Naive Bayes with Caret package


이전 포스트에서 e1071 package로 구현 했던 것을 다시 caret package로 구현 한다.
caret package에는 많은 기능들이 포함되어 있으고 더 강력한것 같다.

Preliminary information

data set은 같은 것을 사용함.

  • 추가 package 사용 목록
  • caret package 사용
  • tm package 사용
  • pander package 사용: 출력을 보기좋게 표로 나타내줌.
  • doMC package: 멀티코어 병렬처리 가능. 하지만 내부적으로 Fork()를 이용해서 구현했기 때문에 Linux 환경에서만 동작 한다.
  • 몇가지 도우미 함수들 정의

Import Packages

# libraries needed by caret
library(klaR)
library(MASS)
# for the Naive Bayes modelling
library(caret)
# to process the text into a corpus
library(tm)
# to get nice looking tables
library(pander)
# to simplify selections
library(dplyr)

# doMC package use fork() internally. so, it it not working in Window OS.
#library(doMC)
#registerDoMC(cores=4)

# a utility function for % freq tables
frqtab <- function(x, caption) {
    round(100*prop.table(table(x)), 1)
}

# utility function to summarize model comparison results
sumpred <- function(cm) {
    summ <- list(TN=cm$table[1,1],  # true negatives
                 TP=cm$table[2,2],  # true positives
                 FN=cm$table[1,2],  # false negatives
                 FP=cm$table[2,1],  # false positives
                 acc=cm$overall["Accuracy"],  # accuracy
                 sens=cm$byClass["Sensitivity"],  # sensitivity
                 spec=cm$byClass["Specificity"])  # specificity
    lapply(summ, FUN=round, 2)
}

Reading and Preparing the data

다운로드 받아서 수행하는 것은 잘 안된다.

이전 POST의 e1071에 업로드한 csv 파일을 다운받아서 
데이터를 R object로 생성하는것은 똑같이 진행 한다.

# read the sms data into the sms data frame
sms_raw <- read.csv("sms_spam.csv", stringsAsFactors = FALSE)

sms_raw[1072,"text"] <- c("All done, all handed in.

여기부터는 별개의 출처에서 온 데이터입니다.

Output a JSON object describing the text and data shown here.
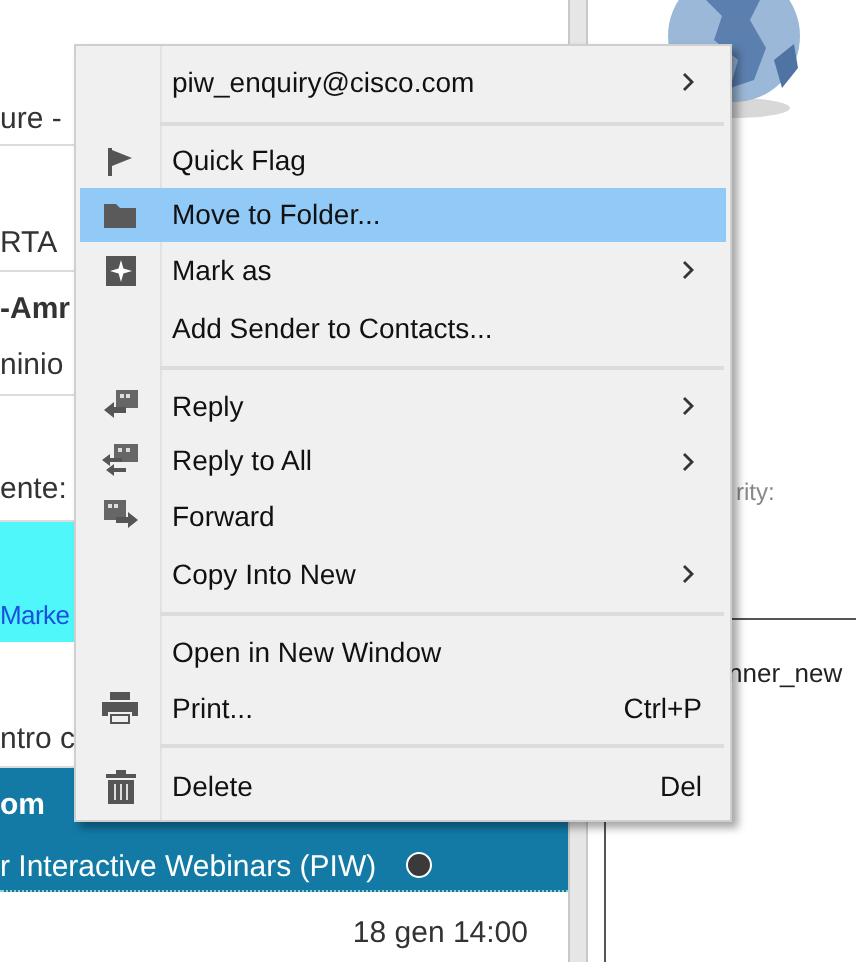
{
  "message_list": {
    "rows": [
      {
        "kind": "plain",
        "lines": [
          "ure -"
        ]
      },
      {
        "kind": "plain",
        "lines": [
          "RTA"
        ]
      },
      {
        "kind": "plain",
        "lines": [
          "-Amr",
          "ninio"
        ],
        "bold_first": true
      },
      {
        "kind": "plain",
        "lines": [
          "ente: "
        ]
      },
      {
        "kind": "cyan",
        "lines": [
          "Marke"
        ]
      },
      {
        "kind": "plain",
        "lines": [
          "ntro c"
        ]
      },
      {
        "kind": "selected",
        "lines": [
          "om",
          "r Interactive Webinars (PIW)"
        ]
      },
      {
        "kind": "date",
        "lines": [
          "18 gen 14:00"
        ]
      }
    ]
  },
  "preview": {
    "texts": [
      "rity:",
      "nner_new"
    ]
  },
  "context_menu": {
    "items": [
      {
        "kind": "item",
        "label": "piw_enquiry@cisco.com",
        "submenu": true,
        "selected": false
      },
      {
        "kind": "separator"
      },
      {
        "kind": "item",
        "label": "Quick Flag",
        "submenu": false,
        "selected": false
      },
      {
        "kind": "item",
        "label": "Move to Folder...",
        "submenu": false,
        "selected": true
      },
      {
        "kind": "item",
        "label": "Mark as",
        "submenu": true,
        "selected": false
      },
      {
        "kind": "item",
        "label": "Add Sender to Contacts...",
        "submenu": false,
        "selected": false
      },
      {
        "kind": "separator"
      },
      {
        "kind": "item",
        "label": "Reply",
        "submenu": true,
        "selected": false
      },
      {
        "kind": "item",
        "label": "Reply to All",
        "submenu": true,
        "selected": false
      },
      {
        "kind": "item",
        "label": "Forward",
        "submenu": false,
        "selected": false
      },
      {
        "kind": "item",
        "label": "Copy Into New",
        "submenu": true,
        "selected": false
      },
      {
        "kind": "separator"
      },
      {
        "kind": "item",
        "label": "Open in New Window",
        "submenu": false,
        "selected": false
      },
      {
        "kind": "item",
        "label": "Print...",
        "shortcut": "Ctrl+P",
        "submenu": false,
        "selected": false
      },
      {
        "kind": "separator"
      },
      {
        "kind": "item",
        "label": "Delete",
        "shortcut": "Del",
        "submenu": false,
        "selected": false
      }
    ]
  }
}
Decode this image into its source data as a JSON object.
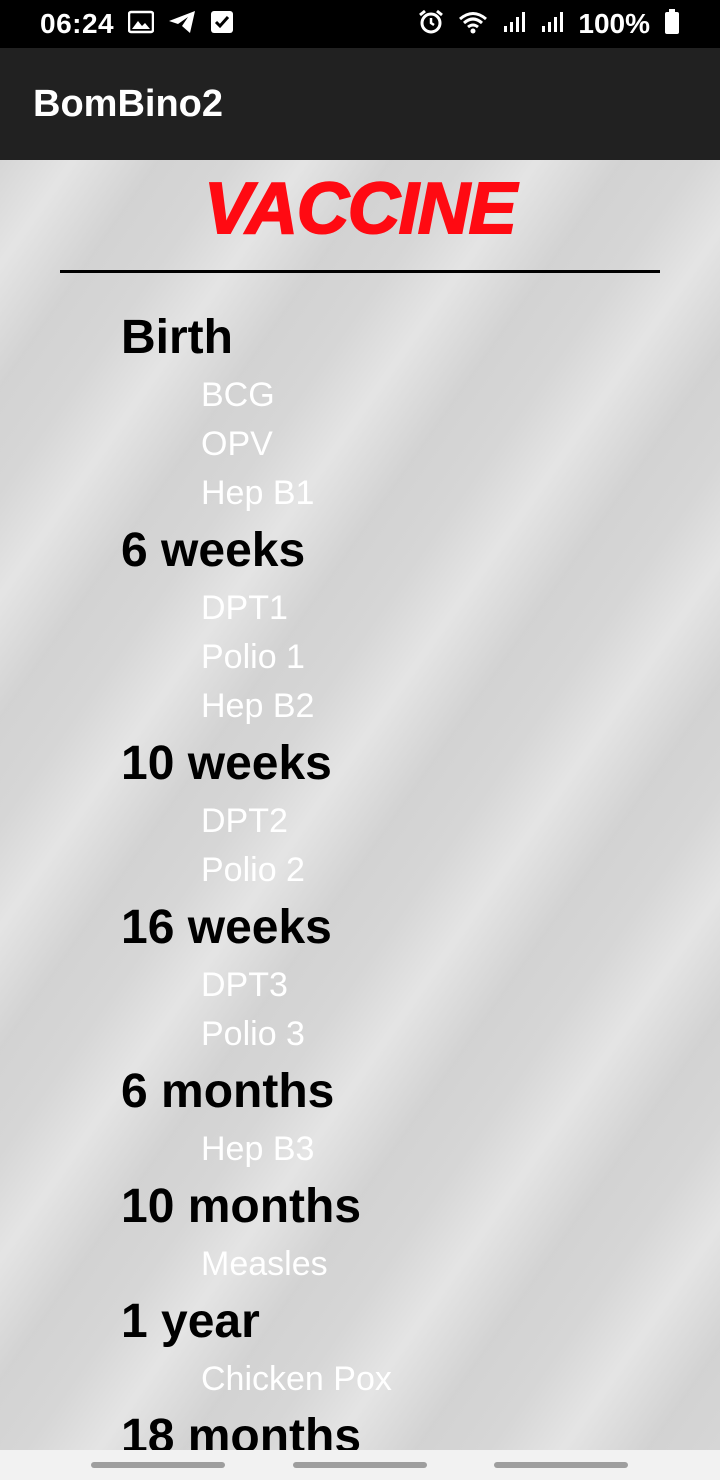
{
  "status_bar": {
    "time": "06:24",
    "battery": "100%",
    "icons": [
      "image-icon",
      "telegram-icon",
      "checkbox-icon",
      "alarm-icon",
      "wifi-icon",
      "signal-icon",
      "signal-icon",
      "battery-icon"
    ]
  },
  "app_bar": {
    "title": "BomBino2"
  },
  "page": {
    "heading": "VACCINE",
    "heading_color": "#ff0a12"
  },
  "schedule": [
    {
      "title": "Birth",
      "vaccines": [
        "BCG",
        "OPV",
        "Hep B1"
      ]
    },
    {
      "title": "6 weeks",
      "vaccines": [
        "DPT1",
        "Polio 1",
        "Hep B2"
      ]
    },
    {
      "title": "10 weeks",
      "vaccines": [
        "DPT2",
        "Polio 2"
      ]
    },
    {
      "title": "16 weeks",
      "vaccines": [
        "DPT3",
        "Polio 3"
      ]
    },
    {
      "title": "6 months",
      "vaccines": [
        "Hep B3"
      ]
    },
    {
      "title": "10 months",
      "vaccines": [
        "Measles"
      ]
    },
    {
      "title": "1 year",
      "vaccines": [
        "Chicken Pox"
      ]
    },
    {
      "title": "18 months",
      "vaccines": []
    }
  ]
}
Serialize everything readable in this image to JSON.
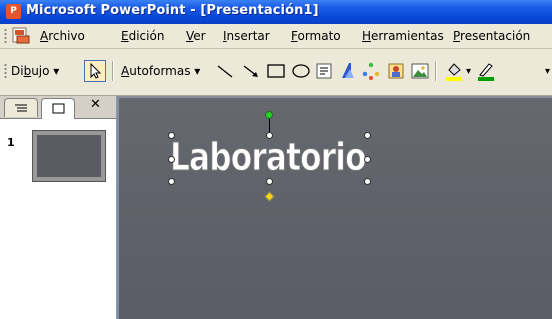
{
  "window": {
    "title": "Microsoft PowerPoint - [Presentación1]",
    "app_icon": "powerpoint-icon"
  },
  "menubar": {
    "items": [
      {
        "label": "Archivo",
        "mnemonic": "A"
      },
      {
        "label": "Edición",
        "mnemonic": "E"
      },
      {
        "label": "Ver",
        "mnemonic": "V"
      },
      {
        "label": "Insertar",
        "mnemonic": "I"
      },
      {
        "label": "Formato",
        "mnemonic": "F"
      },
      {
        "label": "Herramientas",
        "mnemonic": "H"
      },
      {
        "label": "Presentación",
        "mnemonic": "P"
      }
    ]
  },
  "drawing_toolbar": {
    "dibujo_label": "Dibujo",
    "autoformas_label": "Autoformas",
    "tools": [
      "select-arrow-icon",
      "line-icon",
      "arrow-icon",
      "rectangle-icon",
      "oval-icon",
      "textbox-icon",
      "wordart-icon",
      "diagram-icon",
      "clipart-icon",
      "picture-icon",
      "fill-color-icon",
      "line-color-icon"
    ],
    "accent_colors": {
      "fill_bar": "#ffff00",
      "line_bar": "#00a000"
    }
  },
  "left_panel": {
    "slide_number": "1"
  },
  "slide": {
    "title": "Laboratorio"
  },
  "colors": {
    "titlebar": "#0a48d8",
    "chrome": "#ece9d8",
    "slide_bg": "#5d5f69"
  }
}
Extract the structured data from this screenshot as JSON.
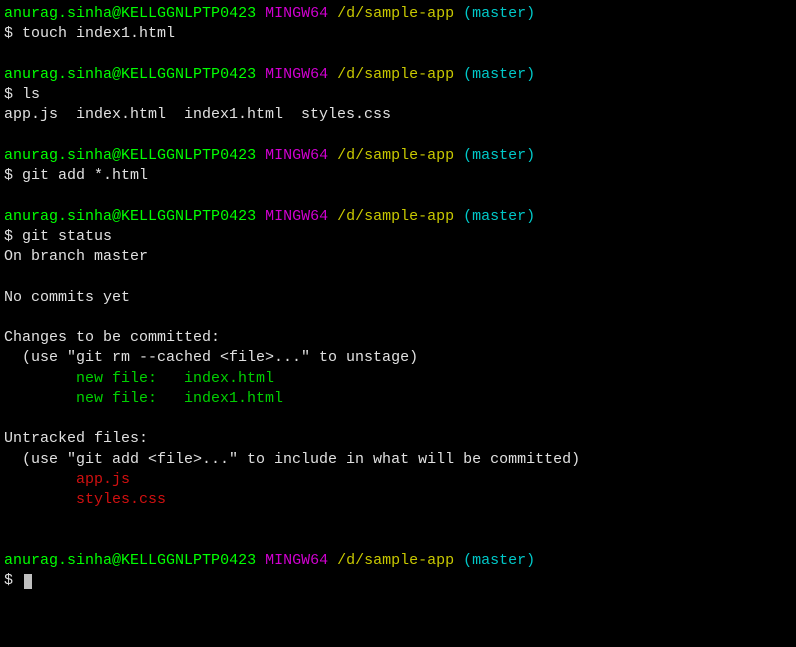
{
  "prompt": {
    "user": "anurag.sinha",
    "at": "@",
    "host": "KELLGGNLPTP0423",
    "env": "MINGW64",
    "path": "/d/sample-app",
    "branch": "(master)",
    "dollar": "$"
  },
  "blocks": [
    {
      "cmd": "touch index1.html",
      "output": []
    },
    {
      "cmd": "ls",
      "output": [
        {
          "type": "plain",
          "text": "app.js  index.html  index1.html  styles.css"
        }
      ]
    },
    {
      "cmd": "git add *.html",
      "output": []
    },
    {
      "cmd": "git status",
      "output": [
        {
          "type": "plain",
          "text": "On branch master"
        },
        {
          "type": "blank"
        },
        {
          "type": "plain",
          "text": "No commits yet"
        },
        {
          "type": "blank"
        },
        {
          "type": "plain",
          "text": "Changes to be committed:"
        },
        {
          "type": "plain",
          "text": "  (use \"git rm --cached <file>...\" to unstage)"
        },
        {
          "type": "staged",
          "prefix": "        new file:   ",
          "file": "index.html"
        },
        {
          "type": "staged",
          "prefix": "        new file:   ",
          "file": "index1.html"
        },
        {
          "type": "blank"
        },
        {
          "type": "plain",
          "text": "Untracked files:"
        },
        {
          "type": "plain",
          "text": "  (use \"git add <file>...\" to include in what will be committed)"
        },
        {
          "type": "untracked",
          "prefix": "        ",
          "file": "app.js"
        },
        {
          "type": "untracked",
          "prefix": "        ",
          "file": "styles.css"
        },
        {
          "type": "blank"
        }
      ]
    }
  ],
  "final": {
    "cmd": ""
  }
}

Don't know if mega shop in asda counts as celebration but thats what i'm doing!")
sms_raw[1072,"type"] <- c("ham")

# examine the structure of the sms data
str(sms_raw)

# convert spam/ham to factor.
sms_raw$type <- factor(sms_raw$type)

# examine the type variable more carefully
str(sms_raw$type)
table(sms_raw$type)

# build a corpus using the text mining (tm) package
library(tm)

# try to encode again to UTF-8
sms_raw$text <- iconv(enc2utf8(sms_raw$text),sub="byte")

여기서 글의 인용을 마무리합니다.